В 1877 году в «Журнале Королевского азиатского общества» была опубликована авторитетная статья Картера Стента, посвященная ритуалу посещения спальни повелителя его наложницей. В конкретных деталях он совпадает с турецким. Когда китайский император пожелает присутствия у себя в спальне какой-то женщины, он дает дежурящему у дверей евнуху табличку с ее именем. Тот извещает об этом даму, и евнухи приносят наложницу в опочивальню повелителя. Женщина не должна делать это как обычно, то есть ложиться в постель со стороны изголовья или сбоку, — придворный этикет требует, чтобы она делала это со стороны ног и постепенно «подползала» к телу высокородного любовника. За дверями дежурили два евнуха, до рассвета они будили наложницу и относили назад в ее, покои. Факт посещения женщиной императора вносился в специальную книгу, где указывались имя дамы и дата визита. Император подписывал документ, и если у женщины рождался ребенок, то данная запись становилась подтверждением его законного происхождения.

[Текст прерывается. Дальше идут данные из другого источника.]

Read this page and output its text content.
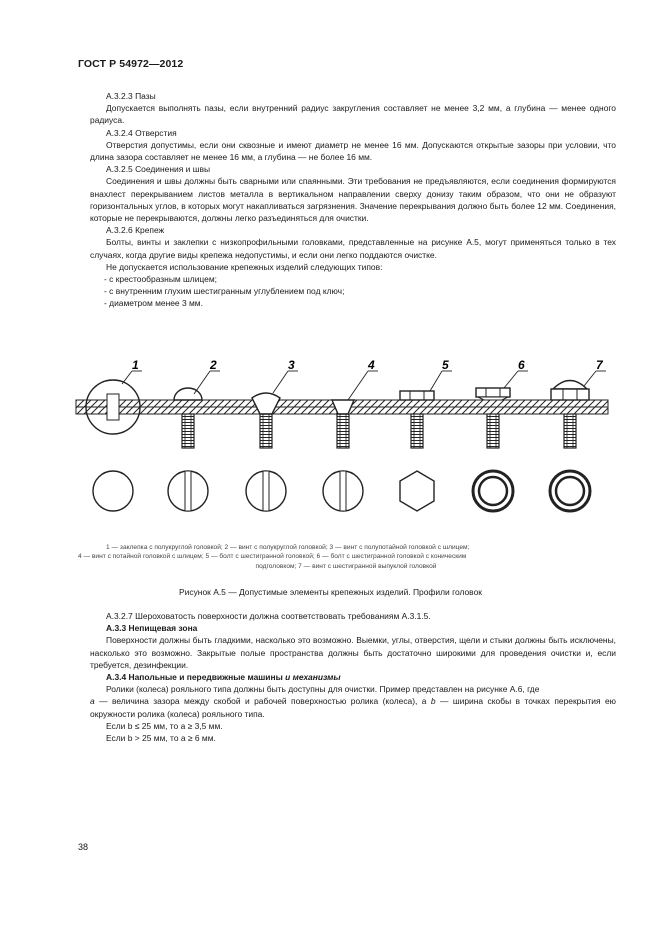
ГОСТ Р 54972—2012

А.3.2.3 Пазы

Допускается выполнять пазы, если внутренний радиус закругления составляет не менее 3,2 мм, а глубина — менее одного радиуса.

А.3.2.4 Отверстия

Отверстия допустимы, если они сквозные и имеют диаметр не менее 16 мм. Допускаются открытые зазоры при условии, что длина зазора составляет не менее 16 мм, а глубина — не более 16 мм.

А.3.2.5 Соединения и швы

Соединения и швы должны быть сварными или спаянными. Эти требования не предъявляются, если соединения формируются внахлест перекрыванием листов металла в вертикальном направлении сверху донизу таким образом, что они не образуют горизонтальных углов, в которых могут накапливаться загрязнения. Значение перекрывания должно быть более 12 мм. Соединения, которые не перекрываются, должны легко разъединяться для очистки.

А.3.2.6 Крепеж

Болты, винты и заклепки с низкопрофильными головками, представленные на рисунке А.5, могут применяться только в тех случаях, когда другие виды крепежа недопустимы, и если они легко поддаются очистке.

Не допускается использование крепежных изделий следующих типов:

- с крестообразным шлицем;

- с внутренним глухим шестигранным углублением под ключ;

- диаметром менее 3 мм.

1	2	3	4	5	6	7

1 — заклепка с полукруглой головкой; 2 — винт с полукруглой головкой; 3 — винт с полупотайной головкой с шлицем;

4 — винт с потайной головкой с шлицем; 5 — болт с шестигранной головкой; 6 — болт с шестигранной головкой с коническим

подголовком; 7 — винт с шестигранной выпуклой головкой

Рисунок А.5 — Допустимые элементы крепежных изделий. Профили головок

А.3.2.7 Шероховатость поверхности должна соответствовать требованиям А.3.1.5.

А.3.3 Непищевая зона

Поверхности должны быть гладкими, насколько это возможно. Выемки, углы, отверстия, щели и стыки должны быть исключены, насколько это возможно. Закрытые полые пространства должны быть достаточно широкими для проведения очистки и, если требуется, дезинфекции.

А.3.4 Напольные и передвижные машины и механизмы

Ролики (колеса) рояльного типа должны быть доступны для очистки. Пример представлен на рисунке А.6, где

a — величина зазора между скобой и рабочей поверхностью ролика (колеса), а b — ширина скобы в точках перекрытия ею окружности ролика (колеса) рояльного типа.

Если b ≤ 25 мм, то a ≥ 3,5 мм.

Если b > 25 мм, то a ≥ 6 мм.

38
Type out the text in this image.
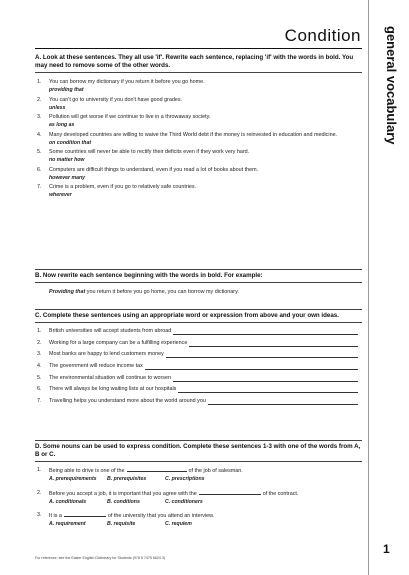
general vocabulary
Condition
A. Look at these sentences. They all use 'if'. Rewrite each sentence, replacing 'if' with the words in bold. You may need to remove some of the other words.
1. You can borrow my dictionary if you return it before you go home.
providing that
2. You can't go to university if you don't have good grades.
unless
3. Pollution will get worse if we continue to live in a throwaway society.
as long as
4. Many developed countries are willing to waive the Third World debt if the money is reinvested in education and medicine.
on condition that
5. Some countries will never be able to rectify their deficits even if they work very hard.
no matter how
6. Computers are difficult things to understand, even if you read a lot of books about them.
however many
7. Crime is a problem, even if you go to relatively safe countries.
wherever
B. Now rewrite each sentence beginning with the words in bold. For example:
Providing that you return it before you go home, you can borrow my dictionary.
C. Complete these sentences using an appropriate word or expression from above and your own ideas.
1. British universities will accept students from abroad
2. Working for a large company can be a fulfilling experience
3. Most banks are happy to lend customers money
4. The government will reduce income tax
5. The environmental situation will continue to worsen
6. There will always be long waiting lists at our hospitals
7. Travelling helps you understand more about the world around you
D. Some nouns can be used to express condition. Complete these sentences 1-3 with one of the words from A, B or C.
1. Being able to drive is one of the	of the job of salesman.
A. prerequirements	B. prerequisites	C. prescriptions
2. Before you accept a job, it is important that you agree with the	of the contract.
A. conditionals	B. conditions	C. conditioners
3. It is a	of the university that you attend an interview.
A. requirement	B. requisite	C. requiem
1
For reference, see the Easier English Dictionary for Students (978 0 7475 6624 3)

Что касается другого обычая — выбирать наложницу, бросив ей платок, то существуют достаточно достоверные свидетельства того, что по крайней мере в какой-то период такой обычай существовал.

В первую очередь следует помнить, что в Турции мендил, яглык, или платок, играл уникальную роль — он был знаком милости. Все, а не только султан, прикрывали платком любой подарок, вручаемый одним человеком другому. Естественно, появление конвертов и картонных коробок способствовало тому, что при султанах более поздних периодов эта традиция отмерла, но прежде любое важное письмо, деньги, ювелирные украшения и даже подарки в виде фруктов, сладостей и предметов одежды заворачивали в вышитый платок. Чем богаче был платок, тем большее расположение выказывал даритель. Поэтому очень возможно, если не сказать вероятно, что милость повелителя при выборе женщины могла выражаться в том, что он бросал ей платок.

Более того, как мы вскоре увидим, О. Бон, на чье свидетельство можно полагаться, однозначно сообщает, что перед уходом в свои покои султан бросает платок той, кого он хочет видеть.[44] В определенных ситуациях слова не нужны и даже излишни, поэтому при дворе, изобилующем многочисленными традициями и церемониями, такой обычай вполне мог существовать. В некоторой степени он перекликается с западной традицией бросать перчатку сопернику при вызове его на бой, хотя, конечно, это более серьезное дело.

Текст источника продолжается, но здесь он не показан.